Light Finds features photography from around the world and East Tennessee.

(WBIR-WEST KNOXVILLE) A gallery opening this weekend in the heart of Sequoyah Hills features the photography of an East Tennessean who embraces the wilderness of the world.

Paul Hassell is a nature photographer.

"I have been in Alaska on a glacier for 28 days," Hassell said. "That was an interesting experience."

He's made multiple trips to Patagonia, Argentina where he shot one of his favorite photos.

"I was walking back to the camera in the dark and all of the sudden I realized this white line showed up. It was the head lamp on my head. And I had not shown up at all in the photograph. And that became a pretty intense metaphor for me in which I would like to have a life in which people remember the light I was carrying along my journey and they didn't really remember me," he explained. "I've seen all kinds of epic grand landscapes all over the world now, but there's something about this part of the world that I can really live in."

Now he's opening a gallery in Knoxville's Sequoyah Hills neighborhood a couple blocks from his childhood home and about a mile from his high school.

"East Tennessee is the most beautiful place on Earth, hands down so my family and I do make this our home," he said.

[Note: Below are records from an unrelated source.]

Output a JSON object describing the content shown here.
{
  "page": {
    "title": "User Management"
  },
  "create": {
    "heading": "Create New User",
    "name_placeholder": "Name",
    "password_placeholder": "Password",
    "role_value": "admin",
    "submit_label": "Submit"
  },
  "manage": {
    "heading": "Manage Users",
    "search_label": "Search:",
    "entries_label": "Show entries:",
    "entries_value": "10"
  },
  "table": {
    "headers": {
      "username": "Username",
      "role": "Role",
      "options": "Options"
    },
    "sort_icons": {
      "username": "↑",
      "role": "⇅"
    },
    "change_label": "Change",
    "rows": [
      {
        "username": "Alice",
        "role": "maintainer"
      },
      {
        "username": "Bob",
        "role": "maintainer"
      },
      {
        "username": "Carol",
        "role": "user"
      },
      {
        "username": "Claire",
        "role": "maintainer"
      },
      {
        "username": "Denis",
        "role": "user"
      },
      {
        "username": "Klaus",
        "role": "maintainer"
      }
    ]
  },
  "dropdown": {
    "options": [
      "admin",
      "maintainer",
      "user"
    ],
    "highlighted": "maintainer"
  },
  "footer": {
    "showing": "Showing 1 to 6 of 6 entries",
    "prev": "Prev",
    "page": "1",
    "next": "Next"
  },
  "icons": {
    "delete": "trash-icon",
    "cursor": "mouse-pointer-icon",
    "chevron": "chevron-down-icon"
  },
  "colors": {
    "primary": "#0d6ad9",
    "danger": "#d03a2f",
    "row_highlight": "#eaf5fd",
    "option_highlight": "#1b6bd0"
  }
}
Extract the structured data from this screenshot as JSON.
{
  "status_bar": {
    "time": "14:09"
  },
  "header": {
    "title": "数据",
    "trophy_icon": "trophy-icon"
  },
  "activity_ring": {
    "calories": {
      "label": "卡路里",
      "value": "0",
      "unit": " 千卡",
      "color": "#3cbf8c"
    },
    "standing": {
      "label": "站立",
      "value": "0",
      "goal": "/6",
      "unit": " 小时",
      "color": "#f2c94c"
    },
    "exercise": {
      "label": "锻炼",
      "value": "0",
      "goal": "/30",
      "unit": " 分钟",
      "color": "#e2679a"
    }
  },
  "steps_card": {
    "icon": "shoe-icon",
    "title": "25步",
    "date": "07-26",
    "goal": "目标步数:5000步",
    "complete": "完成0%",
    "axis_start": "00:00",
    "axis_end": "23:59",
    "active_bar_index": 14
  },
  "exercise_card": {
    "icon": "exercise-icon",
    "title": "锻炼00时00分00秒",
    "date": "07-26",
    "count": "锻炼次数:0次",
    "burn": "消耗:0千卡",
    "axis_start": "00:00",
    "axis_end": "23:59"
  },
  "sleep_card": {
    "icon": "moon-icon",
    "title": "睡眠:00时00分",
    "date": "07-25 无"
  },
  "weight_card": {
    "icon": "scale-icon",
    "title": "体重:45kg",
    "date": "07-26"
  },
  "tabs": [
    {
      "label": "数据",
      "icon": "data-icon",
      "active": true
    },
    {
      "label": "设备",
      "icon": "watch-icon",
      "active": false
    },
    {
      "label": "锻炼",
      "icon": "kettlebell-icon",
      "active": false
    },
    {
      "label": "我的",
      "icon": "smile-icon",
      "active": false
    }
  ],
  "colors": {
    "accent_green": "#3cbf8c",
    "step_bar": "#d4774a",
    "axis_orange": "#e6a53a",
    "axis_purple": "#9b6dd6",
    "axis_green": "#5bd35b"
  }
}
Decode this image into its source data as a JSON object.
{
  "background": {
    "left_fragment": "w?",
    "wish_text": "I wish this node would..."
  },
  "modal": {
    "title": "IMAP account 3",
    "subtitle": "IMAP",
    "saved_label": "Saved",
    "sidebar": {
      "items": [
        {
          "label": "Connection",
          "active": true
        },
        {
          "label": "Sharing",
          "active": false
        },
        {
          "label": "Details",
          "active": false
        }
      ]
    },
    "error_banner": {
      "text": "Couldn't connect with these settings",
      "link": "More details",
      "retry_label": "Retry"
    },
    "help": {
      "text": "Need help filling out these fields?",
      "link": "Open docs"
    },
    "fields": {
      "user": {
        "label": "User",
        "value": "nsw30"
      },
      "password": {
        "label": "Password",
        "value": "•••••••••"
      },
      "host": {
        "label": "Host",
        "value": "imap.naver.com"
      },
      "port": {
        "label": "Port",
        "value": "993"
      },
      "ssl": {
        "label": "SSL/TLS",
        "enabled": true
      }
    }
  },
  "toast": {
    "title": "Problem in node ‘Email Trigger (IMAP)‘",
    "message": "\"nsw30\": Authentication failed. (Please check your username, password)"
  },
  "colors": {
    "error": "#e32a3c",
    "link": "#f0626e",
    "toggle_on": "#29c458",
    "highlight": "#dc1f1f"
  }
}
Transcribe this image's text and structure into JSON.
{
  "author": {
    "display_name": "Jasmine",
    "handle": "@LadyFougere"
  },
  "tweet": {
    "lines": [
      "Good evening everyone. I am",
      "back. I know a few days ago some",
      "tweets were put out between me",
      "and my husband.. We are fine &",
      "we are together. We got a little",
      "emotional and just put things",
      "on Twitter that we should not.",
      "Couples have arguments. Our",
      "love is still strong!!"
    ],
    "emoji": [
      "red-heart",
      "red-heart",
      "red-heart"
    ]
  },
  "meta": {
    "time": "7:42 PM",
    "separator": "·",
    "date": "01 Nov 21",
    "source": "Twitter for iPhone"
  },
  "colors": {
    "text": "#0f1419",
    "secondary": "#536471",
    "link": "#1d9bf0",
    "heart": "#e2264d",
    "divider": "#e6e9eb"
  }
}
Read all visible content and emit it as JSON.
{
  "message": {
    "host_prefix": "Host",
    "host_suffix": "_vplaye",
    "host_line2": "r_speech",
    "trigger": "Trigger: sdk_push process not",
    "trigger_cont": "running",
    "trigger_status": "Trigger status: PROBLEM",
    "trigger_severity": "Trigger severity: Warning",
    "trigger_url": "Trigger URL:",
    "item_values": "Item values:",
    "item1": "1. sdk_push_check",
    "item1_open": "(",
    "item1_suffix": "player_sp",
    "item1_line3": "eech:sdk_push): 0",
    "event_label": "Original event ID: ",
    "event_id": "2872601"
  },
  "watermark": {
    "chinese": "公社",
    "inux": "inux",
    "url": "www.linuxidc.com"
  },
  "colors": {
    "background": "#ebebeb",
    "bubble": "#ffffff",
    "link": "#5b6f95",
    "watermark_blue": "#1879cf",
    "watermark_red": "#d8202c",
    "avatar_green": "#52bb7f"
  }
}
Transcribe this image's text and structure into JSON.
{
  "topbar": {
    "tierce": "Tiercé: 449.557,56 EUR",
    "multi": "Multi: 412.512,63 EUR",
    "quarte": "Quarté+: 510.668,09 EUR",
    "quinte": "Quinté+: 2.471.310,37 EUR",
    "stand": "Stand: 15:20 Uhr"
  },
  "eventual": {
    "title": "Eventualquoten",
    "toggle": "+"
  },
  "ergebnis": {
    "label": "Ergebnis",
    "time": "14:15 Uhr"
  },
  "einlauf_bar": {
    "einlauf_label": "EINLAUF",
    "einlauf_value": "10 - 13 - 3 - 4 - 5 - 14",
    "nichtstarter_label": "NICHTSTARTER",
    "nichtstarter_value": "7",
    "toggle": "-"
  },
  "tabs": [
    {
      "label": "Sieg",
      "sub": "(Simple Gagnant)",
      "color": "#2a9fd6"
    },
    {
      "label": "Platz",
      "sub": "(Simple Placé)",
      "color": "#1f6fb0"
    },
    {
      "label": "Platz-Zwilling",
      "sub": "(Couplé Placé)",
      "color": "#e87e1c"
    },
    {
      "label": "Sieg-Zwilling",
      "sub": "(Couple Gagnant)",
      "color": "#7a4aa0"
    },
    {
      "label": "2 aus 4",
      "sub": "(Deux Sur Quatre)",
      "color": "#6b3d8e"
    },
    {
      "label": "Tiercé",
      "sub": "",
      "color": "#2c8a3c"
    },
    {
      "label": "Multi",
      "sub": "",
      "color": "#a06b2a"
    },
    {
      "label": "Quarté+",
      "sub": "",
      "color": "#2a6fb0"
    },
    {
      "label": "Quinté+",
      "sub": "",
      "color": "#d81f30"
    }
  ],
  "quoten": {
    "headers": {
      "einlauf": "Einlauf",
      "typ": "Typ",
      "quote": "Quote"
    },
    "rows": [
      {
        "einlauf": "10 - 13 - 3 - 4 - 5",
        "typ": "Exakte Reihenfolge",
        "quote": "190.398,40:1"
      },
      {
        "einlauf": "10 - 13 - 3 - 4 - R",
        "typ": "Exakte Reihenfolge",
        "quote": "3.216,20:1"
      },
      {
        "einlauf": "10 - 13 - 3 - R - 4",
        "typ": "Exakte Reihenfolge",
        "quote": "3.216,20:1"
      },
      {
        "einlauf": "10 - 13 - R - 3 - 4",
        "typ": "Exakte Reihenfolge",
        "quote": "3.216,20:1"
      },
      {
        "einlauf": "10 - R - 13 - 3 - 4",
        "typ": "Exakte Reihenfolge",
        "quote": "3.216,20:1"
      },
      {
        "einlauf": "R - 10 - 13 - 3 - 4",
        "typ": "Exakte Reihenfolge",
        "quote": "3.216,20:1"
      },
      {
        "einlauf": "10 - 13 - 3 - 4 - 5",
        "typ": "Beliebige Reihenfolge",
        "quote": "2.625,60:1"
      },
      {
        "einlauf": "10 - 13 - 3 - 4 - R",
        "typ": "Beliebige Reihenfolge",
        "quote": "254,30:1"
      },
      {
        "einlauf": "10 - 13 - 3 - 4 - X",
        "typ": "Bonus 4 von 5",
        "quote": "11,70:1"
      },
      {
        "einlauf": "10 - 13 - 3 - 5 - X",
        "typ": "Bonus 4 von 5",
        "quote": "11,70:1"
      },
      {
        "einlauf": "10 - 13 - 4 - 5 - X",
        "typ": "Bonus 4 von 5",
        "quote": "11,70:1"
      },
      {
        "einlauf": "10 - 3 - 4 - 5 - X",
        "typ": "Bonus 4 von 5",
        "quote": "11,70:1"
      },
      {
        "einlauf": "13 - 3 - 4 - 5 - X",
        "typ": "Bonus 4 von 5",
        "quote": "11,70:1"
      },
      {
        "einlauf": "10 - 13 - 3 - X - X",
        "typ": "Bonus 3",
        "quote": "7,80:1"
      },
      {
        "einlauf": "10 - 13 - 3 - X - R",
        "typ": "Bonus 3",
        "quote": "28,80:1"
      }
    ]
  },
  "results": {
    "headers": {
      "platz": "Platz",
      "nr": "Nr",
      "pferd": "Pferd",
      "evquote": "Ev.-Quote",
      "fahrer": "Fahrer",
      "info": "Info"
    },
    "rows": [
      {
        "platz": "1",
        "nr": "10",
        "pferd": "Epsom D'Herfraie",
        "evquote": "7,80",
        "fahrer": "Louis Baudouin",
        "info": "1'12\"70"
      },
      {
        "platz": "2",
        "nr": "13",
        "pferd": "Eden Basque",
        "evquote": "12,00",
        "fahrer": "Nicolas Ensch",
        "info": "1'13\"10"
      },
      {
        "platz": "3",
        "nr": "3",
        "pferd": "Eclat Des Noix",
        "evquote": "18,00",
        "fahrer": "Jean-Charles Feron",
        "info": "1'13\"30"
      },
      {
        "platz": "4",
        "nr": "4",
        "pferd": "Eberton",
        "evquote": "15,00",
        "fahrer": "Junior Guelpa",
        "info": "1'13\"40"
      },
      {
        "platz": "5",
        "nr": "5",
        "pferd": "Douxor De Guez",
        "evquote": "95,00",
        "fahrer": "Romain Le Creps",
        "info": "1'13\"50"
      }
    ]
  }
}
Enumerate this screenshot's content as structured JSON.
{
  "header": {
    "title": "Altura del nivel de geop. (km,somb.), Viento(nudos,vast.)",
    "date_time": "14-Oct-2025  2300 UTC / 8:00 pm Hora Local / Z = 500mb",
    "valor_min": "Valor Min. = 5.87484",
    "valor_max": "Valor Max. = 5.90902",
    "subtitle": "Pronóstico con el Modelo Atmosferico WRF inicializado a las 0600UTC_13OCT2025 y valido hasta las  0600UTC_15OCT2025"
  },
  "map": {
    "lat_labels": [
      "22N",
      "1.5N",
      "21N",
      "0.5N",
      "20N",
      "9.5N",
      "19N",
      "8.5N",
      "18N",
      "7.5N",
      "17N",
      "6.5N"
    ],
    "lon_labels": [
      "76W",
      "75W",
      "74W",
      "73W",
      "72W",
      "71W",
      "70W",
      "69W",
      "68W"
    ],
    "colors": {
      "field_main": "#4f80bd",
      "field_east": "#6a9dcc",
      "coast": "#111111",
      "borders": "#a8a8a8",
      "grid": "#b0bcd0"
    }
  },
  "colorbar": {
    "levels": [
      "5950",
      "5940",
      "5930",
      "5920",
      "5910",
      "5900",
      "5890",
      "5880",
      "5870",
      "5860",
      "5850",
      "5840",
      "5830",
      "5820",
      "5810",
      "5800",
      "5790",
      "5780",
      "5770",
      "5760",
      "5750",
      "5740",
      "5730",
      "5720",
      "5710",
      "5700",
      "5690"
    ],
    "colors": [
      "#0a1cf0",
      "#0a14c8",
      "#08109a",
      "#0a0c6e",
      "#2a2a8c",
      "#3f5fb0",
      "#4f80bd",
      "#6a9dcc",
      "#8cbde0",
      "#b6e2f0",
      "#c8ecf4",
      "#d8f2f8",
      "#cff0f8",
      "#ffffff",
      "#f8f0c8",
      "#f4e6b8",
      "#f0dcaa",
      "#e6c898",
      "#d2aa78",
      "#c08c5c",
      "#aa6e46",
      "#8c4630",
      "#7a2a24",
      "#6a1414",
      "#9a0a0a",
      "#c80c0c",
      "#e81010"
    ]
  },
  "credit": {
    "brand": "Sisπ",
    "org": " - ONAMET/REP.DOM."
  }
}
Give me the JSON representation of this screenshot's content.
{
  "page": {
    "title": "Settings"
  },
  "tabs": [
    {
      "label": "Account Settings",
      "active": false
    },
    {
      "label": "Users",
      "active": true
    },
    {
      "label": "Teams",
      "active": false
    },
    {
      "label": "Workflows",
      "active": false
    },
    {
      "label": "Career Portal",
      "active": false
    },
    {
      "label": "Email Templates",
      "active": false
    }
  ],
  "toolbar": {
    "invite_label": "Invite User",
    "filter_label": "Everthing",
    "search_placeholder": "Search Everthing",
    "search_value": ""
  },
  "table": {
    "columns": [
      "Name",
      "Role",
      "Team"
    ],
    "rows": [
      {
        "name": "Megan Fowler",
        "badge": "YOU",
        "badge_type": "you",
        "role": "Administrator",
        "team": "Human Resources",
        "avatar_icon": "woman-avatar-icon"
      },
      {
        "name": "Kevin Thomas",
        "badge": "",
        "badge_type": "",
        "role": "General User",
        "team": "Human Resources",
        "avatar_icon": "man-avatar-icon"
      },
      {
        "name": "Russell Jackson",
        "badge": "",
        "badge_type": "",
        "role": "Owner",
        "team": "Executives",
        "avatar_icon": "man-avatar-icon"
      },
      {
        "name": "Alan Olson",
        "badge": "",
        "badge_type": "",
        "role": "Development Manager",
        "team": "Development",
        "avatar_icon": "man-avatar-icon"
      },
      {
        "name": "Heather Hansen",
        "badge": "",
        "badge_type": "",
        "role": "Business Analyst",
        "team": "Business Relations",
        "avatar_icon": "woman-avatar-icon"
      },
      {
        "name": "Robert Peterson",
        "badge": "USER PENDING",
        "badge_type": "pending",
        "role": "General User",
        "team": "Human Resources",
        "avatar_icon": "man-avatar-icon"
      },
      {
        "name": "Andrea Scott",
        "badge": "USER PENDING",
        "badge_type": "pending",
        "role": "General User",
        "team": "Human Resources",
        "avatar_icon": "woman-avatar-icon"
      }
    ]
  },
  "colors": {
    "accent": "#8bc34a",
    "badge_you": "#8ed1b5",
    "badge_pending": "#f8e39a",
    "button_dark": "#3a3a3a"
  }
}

The name of his gallery is Light Finds.

"You're really learning to see you light finds us, how the camera is a tool that receives light not captures light," he said.

Paul is not only a nature photographer. He also teaches hands-on nature photography workshops and hosts wilderness tours where he is both guide and photography teacher.

"Photography is just an avenue through which we see more deeply what we are appreciating anyway. So I like to tell people that I don't even have to have the camera to have that greater joy and that greater passion for the wilderness. It trains us to see," he said.

While he is based in Knoxville, he still travels with his camera.

"The camera was the vehicle through which we had an excuse to go sit by a river bank for eight days and photograph bears because if you don't have a camera they call you a kook."

He's more of a nature lover with an eye for light and a heart for East Tennessee.

"There really isn't anything more amazing than these Smoky Mountains. People come from China to see the Smokies."

The open house is this Sunday from 11:00 to 2:00 at Light Finds Gallery. It's in Sequoyah Hills next to the Plaid Apron Cafe.